In what the trade calls the “ladder effect,” people living in units built during the 1990s and 2000s are being lured to newer products created over the past decade. In turn, renters from 1970s-1980s units are moving up to 1990s and 2000s units.
Meanwhile, the trend is affecting renters earning below the median income level for the area, who are finding market-rate apartments to be attractively priced in comparison with units supported with subsidies that are specifically designed or marketed as affordable.
Rents fall
Rathbun says those affordable units practically never show vacancies above a 2%-or-3% level — what the trade refers to as “frictional vacancy” levels, reflecting a minimal amount of time required to refill a newly vacant unit.
Now rent growth is down almost 10% year over year, with rent levels continuing to drop.
“From an operator’s perspective it’s a bad thing, and for renters a good thing,” Rathbun said.
Rathbun emphasized that rents are not falling over a precipice.
“We’re not heading for foreclosures, but at some point we could have a foreclosure issue,” he said. He also noted that the rising vacancy rate among affordable projects is more prominent at the higher end of the affordable pricing, designed for 60% or 80% AMI, than for the lowest-priced units.
But he added that state and local agencies working to offer subsidies to developers and renters seeking affordable housing will need to consider the numbers as they enter their next rounds of allocations for proposed projects.
A spokesman at the Colorado Housing Authority told The Denver Gazette that Rathbun’s take on vacancies among 60%-to-80% AMI units aligns with what CHFA is seeing now. He added that CHFA’s resources are designed for flexibility and to bridge gaps that are not being met by the market.
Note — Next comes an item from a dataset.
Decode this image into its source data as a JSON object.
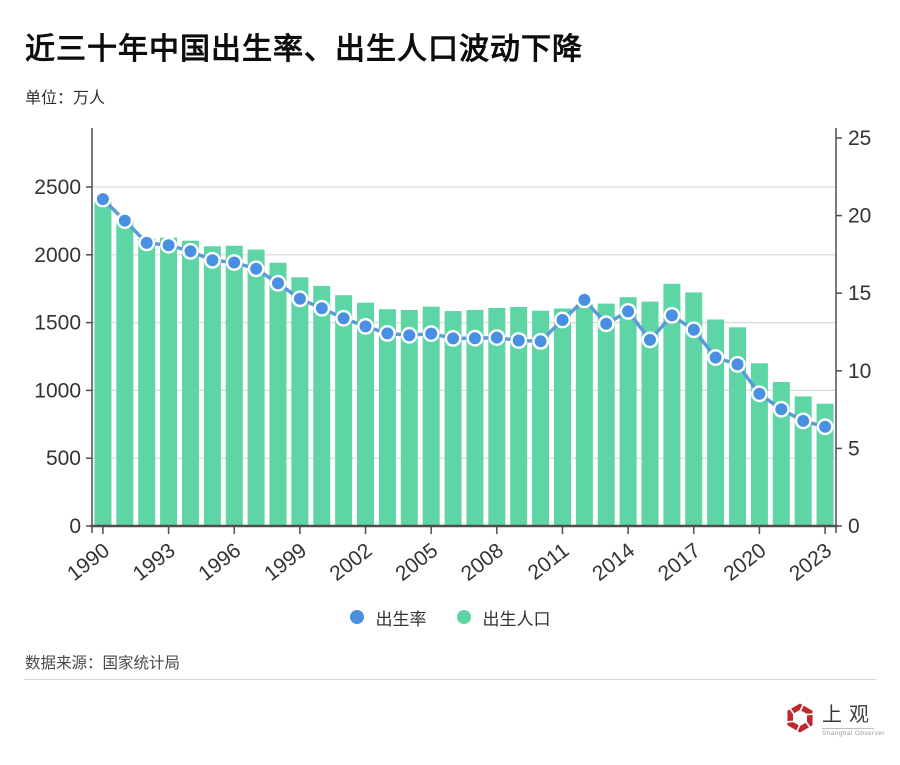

“Our analysis takes into consideration market studies including penetration rates in areas where new developments are being proposed, as well as an evaluation of both vacancy rates and the applicant’s proposed rents to ensure they are competitive and below market for comparable properties in the designated market area,” the spokesman wrote.
He noted that most of the affordable rental housing in CHFA’s portfolio is deeply affordable, with properties supported by housing tax credits serving residents with an average income of just 26% AMI.
In-migration will return
Some builders of affordable units in Denver have noted that leasing on new projects has been slow, particularly as nearby market-rate units compete for the same dollar. But developers say that despite a challenging market, they see Denver as a promising place to be and expect that in-migration will increase in coming years.
“We love Denver,” said Casey Klein, vice president of development at Texas-based Embrey, offering the Bel Aire Apartments project in Lakewood, currently advertising up to six weeks of free rent.
It’s challenging like all markets, but we believe in Denver,” Klein said. “Denver has too many amenities not to be moving there.”